Hellraiser IV: Bloodline (1996)

Rating: C+

Dir: “Alan Smithee” [Kevin Yagher and Joe Chappelle]
Star: Bruce Ramsay, Valentina Vargas, Doug Bradley, Christine Harnos

Known, fairly disparagingly, as “Pinhead in Space,” this isn’t quite as bad as you might think from that. Yeah, it’s a bit of a mess, trying to throw together three stories from disparate eras, past, present and future, but you can see what it’s trying to do: create a mythology which spans the centuries. It centres on Paul Merchant (Ramsay, who also plays his ancestors), who has built a space-station in the year 2127, with the aim of… Well, let’s get to that. As his robot solves the Lament Configuration, the station is raided by soldiers under the unfortunately-named Rimmer (Harnos), who arrests Merchant. He tells her the story of what he’s trying to accomplish, and how it dates back 400 years, to when French toymaker Philip L’Merchant made the first hellish puzzle-box, from a pattern provided by a French noble.

Two centuries later, John Merchant is an architect in New York, and to cut a long story short, more Cenobiting ensues there, with Pinhead wanting to open a permanent gateway between Hell and our world. Now, a third generation of Merchants is ready to confront Pinhead. Hopefully, this battle will go a bit better than the first two, but first, he has to convince Rimmer he’s not insane. The fact that Pinhead and his crew are slicing and dicing the rest of the troop does help in this area.

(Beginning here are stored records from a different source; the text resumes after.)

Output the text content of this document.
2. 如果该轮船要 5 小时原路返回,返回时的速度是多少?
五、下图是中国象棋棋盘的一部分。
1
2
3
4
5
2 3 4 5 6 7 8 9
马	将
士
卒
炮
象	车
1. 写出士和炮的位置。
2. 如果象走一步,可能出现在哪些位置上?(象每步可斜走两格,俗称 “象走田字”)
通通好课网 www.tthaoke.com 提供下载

There are large chunks of this that don’t make much sense [how, exactly, does Merchant get to build a space station to his own, highly-illogical design?), but the Hellraiser series has never really been about logic, as much as generating a nightmarish universe where a lot of really bad shit happens. The film isn’t bad at that, though they would probably have been better to concentrate on one story – it seems to imply confidence in its script that it needs to throw multiple threads at the viewer. “What, don’t like this one? Well, there’ll be another along in a moment.” The depiction of pre-revolutionary France is hardly convincing, though a sense of location has never been important either.

Ramsay is functional in his multiple roles; Vargas does make quite a good impact as Cenobite Angelique, and of course, Bradley is good value as ever, spitting out complete bollocks like, “Ahaha! Oh, you suffer beautifully. But I am here for business, not pleasure,” and giving them a resonance that’s poetic beyond their actual merits. The net results, a last hurrah both theatrically and for any involvement from Clive Barker, are something of a step up from the largely-dire third installment, though we’re still a long way from the delights of the first couple.